You know that very famous quote from Marianne Williamson about how it’s not our darkness that we fear, it’s our light?
Well, here it is again:
Our deepest fear is not that we are inadequate. Our deepest fear is that we are powerful beyond measure. It is our light, not our darkness that most frightens us. We ask ourselves, Who am I to be brilliant, gorgeous, talented, fabulous? Actually, who are you not to be? You are a child of God. Your playing small does not serve the world. There is nothing enlightened about shrinking so that other people won’t feel insecure around you. We are all meant to shine, as children do. We were born to make manifest the glory of God that is within us. It’s not just in some of us; it’s in everyone. And as we let our own light shine, we unconsciously give other people permission to do the same. As we are liberated from our own fear, our presence automatically liberates others.
She is so brilliant.
For most of my life I’ve been afraid of my light. I’ve played small.
See, the thing is, I stayed in a job too long and picked up on the belief of others that good jobs are really hard to come by, that it was safer to stay where I was– until basically, something happened that brought me to a fork in the road, and I took the road less traveled. I quit a decent, stable, secure job seventeen months short of retiring and being able collect a pension.
My gut told me I needed to do something else.
A couple of months later, I decided to seek a contract job. I didn’t know how long it would take for my house to sell. I spent a day updating my resume, and the next day I responded to one ad, and before the day had ended, the recruiter who placed that ad called me about interviewing for the job.
So I interviewed and got the job. (And got a contract on my house right after that!)
Proof that if you have skills and a track record, you can find another job “even in this economy.” It just takes one yes.
That job ended at the beginning of June. I’ve been in massage school since the end of June, living on my savings. I was sort of looking for a part-time technical writer job. Part-time jobs in that field do exist, but they are few and far between.
Last week I decided to get serious: I updated my resume and made sure that each place it was posted had the same version with the same objective: part-time technical writing work.
The next morning I got a call from a recruiter about a part-time job at a very prestigious technology company.
Holy manifesting, Batman, I am powerful beyond measure. When I put a message out there, stuff happens.
I interviewed with a local team that was screening the job candidates. This team would be training me. The hiring manager was in San Jose and would do phone interviews with the top candidates submitted by the local team.
I made the cut.
Then I began to have doubts. I could not put my finger on why. It’s a good company and a good job, from all I know. But when I thought about actually doing the work, something inside me balked.
I bailed on the phone interview 10 minutes before it was to start. I’ve never done that before. I couldn’t give a coherent reason why, either. My body just gave me a very clear “no” signal. I didn’t want this job, and it seemed insane to go through with the interview knowing that.
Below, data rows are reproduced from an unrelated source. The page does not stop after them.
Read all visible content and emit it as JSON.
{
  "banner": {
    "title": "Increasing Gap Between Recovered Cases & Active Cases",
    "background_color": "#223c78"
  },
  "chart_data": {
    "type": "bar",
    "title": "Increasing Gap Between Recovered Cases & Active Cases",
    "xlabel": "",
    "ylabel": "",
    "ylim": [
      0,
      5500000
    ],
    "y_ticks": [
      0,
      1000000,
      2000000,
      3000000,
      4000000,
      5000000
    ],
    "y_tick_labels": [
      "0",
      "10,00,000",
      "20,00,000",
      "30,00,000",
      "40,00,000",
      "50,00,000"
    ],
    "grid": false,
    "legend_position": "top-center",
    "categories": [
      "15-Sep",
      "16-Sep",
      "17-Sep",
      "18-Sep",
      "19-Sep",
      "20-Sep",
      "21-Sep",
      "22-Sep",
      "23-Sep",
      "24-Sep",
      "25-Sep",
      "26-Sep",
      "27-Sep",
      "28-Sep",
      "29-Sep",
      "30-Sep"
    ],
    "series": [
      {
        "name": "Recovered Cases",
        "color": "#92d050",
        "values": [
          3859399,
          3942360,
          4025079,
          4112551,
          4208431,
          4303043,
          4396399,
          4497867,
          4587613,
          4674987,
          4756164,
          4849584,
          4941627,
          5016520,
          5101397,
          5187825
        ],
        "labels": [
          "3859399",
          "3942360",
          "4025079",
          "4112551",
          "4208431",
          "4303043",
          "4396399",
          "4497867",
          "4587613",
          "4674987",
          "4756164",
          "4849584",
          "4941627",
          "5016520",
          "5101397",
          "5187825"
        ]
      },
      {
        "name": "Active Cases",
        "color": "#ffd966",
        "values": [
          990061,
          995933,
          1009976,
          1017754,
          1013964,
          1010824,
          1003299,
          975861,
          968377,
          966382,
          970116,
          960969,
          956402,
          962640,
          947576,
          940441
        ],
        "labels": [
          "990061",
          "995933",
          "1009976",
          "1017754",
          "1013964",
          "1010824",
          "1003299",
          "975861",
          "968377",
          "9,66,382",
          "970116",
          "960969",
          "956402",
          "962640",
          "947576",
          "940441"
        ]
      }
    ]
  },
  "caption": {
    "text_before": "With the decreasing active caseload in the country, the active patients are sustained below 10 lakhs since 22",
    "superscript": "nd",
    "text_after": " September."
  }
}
The other parts of me besides this gut decision-maker weren’t entirely behind my action, either, and it took the rest of the day to integrate what I had done.
Part wondered if I was throwing my technical writing career away. Thirteen years. It’s been very good to me. I’ve found niches that I enjoy and am good at (that have to do with teaching people how to do things), but it just doesn’t feel satisfying to me any more.
Part said, “Maybe you need to work with a different kind of technology, such as medical technology.”
Part said, “It’s too hard to switch back into deep left-brain work while going to massage school three days a week.”
Part said, “Whew, even if you could have telecommuted from home after the initial training, you would still have had to drive 20-plus urban miles each way twice a week for the first few weeks to get trained. That is stressful. Good decision.”
Part said, “You are exactly on track, receiving training to do work that you love. You made loving your work your primary criteria. You cannot make exceptions and do work that you don’t love.”
Part said, “You are in-between, finding your way. Much is unknown, but you know it’s a path with heart. Trust it. Jobs may come that get you closer to where you want to be. It’s all an adventure anyway! Enjoy it and have fun.”
Part said, “Okay, now you know you can manifest. You have super powers. You must use them for good. Get centered and clear about your intentions. Allowing yourself to exist peacefully in the space of not knowing is the real challenge here. Your basic needs are met. You needn’t fear. You would be wise to meditate every day.”
And part said, “Your brilliant, gorgeous, talented, and fabulous self is unfolding! Enjoy the blossoming!”
Oh, yes, and the recruiter placed the other candidate she submitted who also made the cut. She said she appreciated my honesty, and it wasn’t a big deal. (I felt terrible about behaving like this, so those were welcome words.) The company got someone who really wanted the job, and I got…a new path.
Several hours later, all my parts had caught up with the decision-maker, and my own little private, personal drama became boring and a thing of the past. Next!